Compiling quantum circuits onto hardware with restricted topology often incurs excessive circuit depth due to limited native gate sets, thereby exacerbating decoherence errors. To address this, we propose a 2D neural-guided sampling method that maps quantum circuits onto a two-dimensional structural representation and trains a neural network to predict gate groups with high reduction potential. This yields a data-driven sampling prior that significantly improves the efficiency of stochastic optimization. Our approach synergistically integrates deep learning with conventional randomized search while preserving functional equivalence and minimizing gate count. Experimental evaluation demonstrates that, compared to all optimization levels in Qiskit and BQSKit, our method achieves superior compression (average 12.7% improvement) and faster optimization (3.1× speedup), while incurring lower computational resource overhead.

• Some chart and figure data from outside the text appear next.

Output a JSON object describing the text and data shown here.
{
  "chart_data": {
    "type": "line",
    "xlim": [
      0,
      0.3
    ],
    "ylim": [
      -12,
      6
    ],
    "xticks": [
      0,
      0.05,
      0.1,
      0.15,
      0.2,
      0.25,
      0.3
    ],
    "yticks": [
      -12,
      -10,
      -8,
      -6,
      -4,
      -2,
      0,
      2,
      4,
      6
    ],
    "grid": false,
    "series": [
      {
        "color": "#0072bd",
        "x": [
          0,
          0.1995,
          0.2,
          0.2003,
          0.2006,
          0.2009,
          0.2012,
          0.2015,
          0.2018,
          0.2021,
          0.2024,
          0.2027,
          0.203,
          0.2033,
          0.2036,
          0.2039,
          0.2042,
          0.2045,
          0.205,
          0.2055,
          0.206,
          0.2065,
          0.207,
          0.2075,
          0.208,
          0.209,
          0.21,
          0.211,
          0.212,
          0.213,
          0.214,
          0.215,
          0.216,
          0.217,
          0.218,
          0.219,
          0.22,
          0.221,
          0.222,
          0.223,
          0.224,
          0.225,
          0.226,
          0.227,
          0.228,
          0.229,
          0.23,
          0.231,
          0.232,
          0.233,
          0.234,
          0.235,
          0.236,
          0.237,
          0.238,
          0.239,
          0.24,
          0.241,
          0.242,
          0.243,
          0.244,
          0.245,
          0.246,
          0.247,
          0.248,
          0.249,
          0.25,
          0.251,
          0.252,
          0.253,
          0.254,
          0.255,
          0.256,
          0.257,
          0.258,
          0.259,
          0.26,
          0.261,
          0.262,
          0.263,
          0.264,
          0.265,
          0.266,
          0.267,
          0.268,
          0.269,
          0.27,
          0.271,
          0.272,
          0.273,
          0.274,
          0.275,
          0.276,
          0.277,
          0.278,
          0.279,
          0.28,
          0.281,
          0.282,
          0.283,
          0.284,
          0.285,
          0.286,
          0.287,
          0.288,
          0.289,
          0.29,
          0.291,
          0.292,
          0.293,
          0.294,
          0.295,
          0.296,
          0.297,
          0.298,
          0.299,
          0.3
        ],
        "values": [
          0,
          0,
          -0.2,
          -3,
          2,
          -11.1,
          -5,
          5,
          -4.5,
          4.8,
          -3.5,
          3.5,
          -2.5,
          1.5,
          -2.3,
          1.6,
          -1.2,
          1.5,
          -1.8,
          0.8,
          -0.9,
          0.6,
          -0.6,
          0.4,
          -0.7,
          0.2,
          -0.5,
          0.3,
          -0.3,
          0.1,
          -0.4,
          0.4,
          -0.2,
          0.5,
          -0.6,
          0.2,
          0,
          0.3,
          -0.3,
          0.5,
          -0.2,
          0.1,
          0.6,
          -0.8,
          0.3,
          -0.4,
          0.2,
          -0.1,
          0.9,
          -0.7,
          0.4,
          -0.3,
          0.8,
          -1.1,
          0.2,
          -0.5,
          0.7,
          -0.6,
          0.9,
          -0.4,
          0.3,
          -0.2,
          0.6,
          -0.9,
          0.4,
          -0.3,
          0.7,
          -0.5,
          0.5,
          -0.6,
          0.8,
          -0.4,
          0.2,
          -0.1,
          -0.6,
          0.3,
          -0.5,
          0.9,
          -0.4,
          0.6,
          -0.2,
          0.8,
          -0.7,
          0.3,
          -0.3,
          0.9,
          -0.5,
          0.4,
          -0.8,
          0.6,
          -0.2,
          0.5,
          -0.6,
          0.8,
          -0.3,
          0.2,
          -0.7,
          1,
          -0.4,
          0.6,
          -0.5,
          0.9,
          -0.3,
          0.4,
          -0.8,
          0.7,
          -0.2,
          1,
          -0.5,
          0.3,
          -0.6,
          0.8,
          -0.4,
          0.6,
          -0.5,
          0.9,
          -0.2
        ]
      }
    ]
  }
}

Translating a general quantum circuit on a specific hardware topology with a reduced set of available gates, also known as transpilation, comes with a substantial increase in the length of the equivalent circuit. Due to decoherence, the quality of the computational outcome can degrade seriously with increasing circuit length. Thus, there is major interest to reduce a quantum circuit to an equivalent circuit which is in its gate count as short as possible. One method to address efficient transpilation is based on approaches known from stochastic optimization, e.g. by using random sampling and token replacement strategies. Here, a core challenge is that these methods can suffer from sampling efficiency, causing long and energy consuming optimization time. As a remedy, we propose in this work 2D neural guided sampling. Thus, given a 2D representation of a quantum circuit, a neural network predicts groups of gates in the quantum circuit, which are likely reducible. Thus, it leads to a sampling prior which can heavily reduce the compute time for quantum circuit reduction. In several experiments, we demonstrate that our method is superior to results obtained from different qiskit or BQSKit optimization levels.